In the United States, human papillomavirus (HPV) and Papanicolaou (Pap) testing (cotesting) for cervical screening in women ages 30 to 65 years is the preferred strategy, and cytology alone is acceptable. Recently, a proprietary automated test for identifying high-risk HPV types for primary cervical screening was approved by the US Food and Drug Administration. The objective of the current study was to document extensive cervical screening among these screening options.METHODS
To investigate the sensitivity of various testing options for biopsy-proven cervical intraepithelial neoplasia grade 3 or worse (≥CIN3) and cancer, the authors reviewed 256,648 deidentified results from women ages 30 to 65 years at the time of cotest who had a cervical biopsy specimen obtained within 1 year of the cotest.RESULTS
A positive cotest result was more sensitive (98.8%; 4040 of 4090 cotests) for diagnosing ≥CIN3 than either a positive HPV-only test (94%; 3845 of 4090 HPV-only tests) or a positive Pap-only test (91.3%; 3734 of 4090 Pap-only tests; P < .0001). A positive Pap-only result was more specific (26.3%; 66,145 of 251,715 Pap-only tests) for diagnosing ≥CIN3 than a positive HPV-only test (25.6%; 64,625 of 252,556 HPV-only tests) or a positive cotest (10.9%; 27,578 of 252,558 cotests; P < .0001). Of 526 cervical cancers, 98 (18.6%) were HPV-only negative, 64 (12.2%) were Pap-only negative, and 29 (5.5%) were cotest negative.CONCLUSIONS
Compared with HPV-only testing, cotesting was more sensitive for the detection of ≥CIN3 in women ages 30 to 65 years. The current data suggest that approximately 19% of women with cervical cancer may be misdiagnosed by an HPV-only cervical screen. It is important to consider these data as the guidelines for cervical cancer screening undergo revision. Cancer (Cancer Cytopathol)2015;123:282–8. © 2015 The Authors. Cancer Cytopathology published by Wiley Periodicals, Inc. on behalf of American Cancer Society. This is an open access article under the terms of the Creative Commons Attribution-NonCommercial-NoDerivs License, which permits use and distribution in any medium, provided the original work is properly cited, the use is non-commercial and no modifications or adaptations are made.
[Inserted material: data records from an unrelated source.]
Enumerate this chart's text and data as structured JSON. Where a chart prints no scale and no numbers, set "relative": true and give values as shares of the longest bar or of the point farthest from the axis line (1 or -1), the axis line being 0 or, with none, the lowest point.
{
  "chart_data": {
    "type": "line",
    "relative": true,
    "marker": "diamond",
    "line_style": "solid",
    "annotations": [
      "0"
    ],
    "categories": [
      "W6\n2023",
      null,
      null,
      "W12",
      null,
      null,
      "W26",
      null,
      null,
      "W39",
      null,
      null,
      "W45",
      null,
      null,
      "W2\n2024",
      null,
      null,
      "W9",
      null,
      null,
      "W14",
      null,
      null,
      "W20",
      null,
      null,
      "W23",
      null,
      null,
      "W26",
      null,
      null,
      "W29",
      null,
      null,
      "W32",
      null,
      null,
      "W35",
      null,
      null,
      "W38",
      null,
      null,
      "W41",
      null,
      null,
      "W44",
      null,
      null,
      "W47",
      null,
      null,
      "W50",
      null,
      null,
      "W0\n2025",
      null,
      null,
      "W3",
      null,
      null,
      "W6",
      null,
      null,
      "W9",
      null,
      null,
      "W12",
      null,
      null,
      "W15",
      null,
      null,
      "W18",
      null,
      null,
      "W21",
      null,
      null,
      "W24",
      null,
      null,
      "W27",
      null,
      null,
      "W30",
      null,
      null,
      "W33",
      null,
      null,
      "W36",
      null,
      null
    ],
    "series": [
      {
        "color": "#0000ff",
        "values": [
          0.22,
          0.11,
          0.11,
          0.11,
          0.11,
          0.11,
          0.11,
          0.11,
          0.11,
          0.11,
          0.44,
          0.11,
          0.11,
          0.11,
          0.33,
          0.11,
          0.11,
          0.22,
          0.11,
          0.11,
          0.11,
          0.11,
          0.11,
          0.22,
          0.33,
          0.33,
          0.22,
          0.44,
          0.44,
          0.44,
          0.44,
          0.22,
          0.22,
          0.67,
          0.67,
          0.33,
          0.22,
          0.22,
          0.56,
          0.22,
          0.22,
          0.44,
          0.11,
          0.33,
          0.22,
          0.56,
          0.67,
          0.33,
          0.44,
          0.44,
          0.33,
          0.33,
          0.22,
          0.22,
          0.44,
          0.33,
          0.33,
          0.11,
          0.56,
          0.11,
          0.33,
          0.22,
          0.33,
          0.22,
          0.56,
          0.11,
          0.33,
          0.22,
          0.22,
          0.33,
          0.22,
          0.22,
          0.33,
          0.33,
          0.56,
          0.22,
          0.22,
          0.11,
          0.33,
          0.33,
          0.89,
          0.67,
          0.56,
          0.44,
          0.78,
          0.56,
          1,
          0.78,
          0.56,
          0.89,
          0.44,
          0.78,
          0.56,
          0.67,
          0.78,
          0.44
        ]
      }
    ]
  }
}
Cervical cancer screening using a cotest that includes both a human papillomavirus test and a Papanicolaou test, compared with human papillomavirus-only testing, is better for identifying cervical intraepithelial neoplasia 3 or more severe cervical biopsy results. The current results support cotesting for women ages 30 to 65 years as the most effective screening test for cervical cancer detection.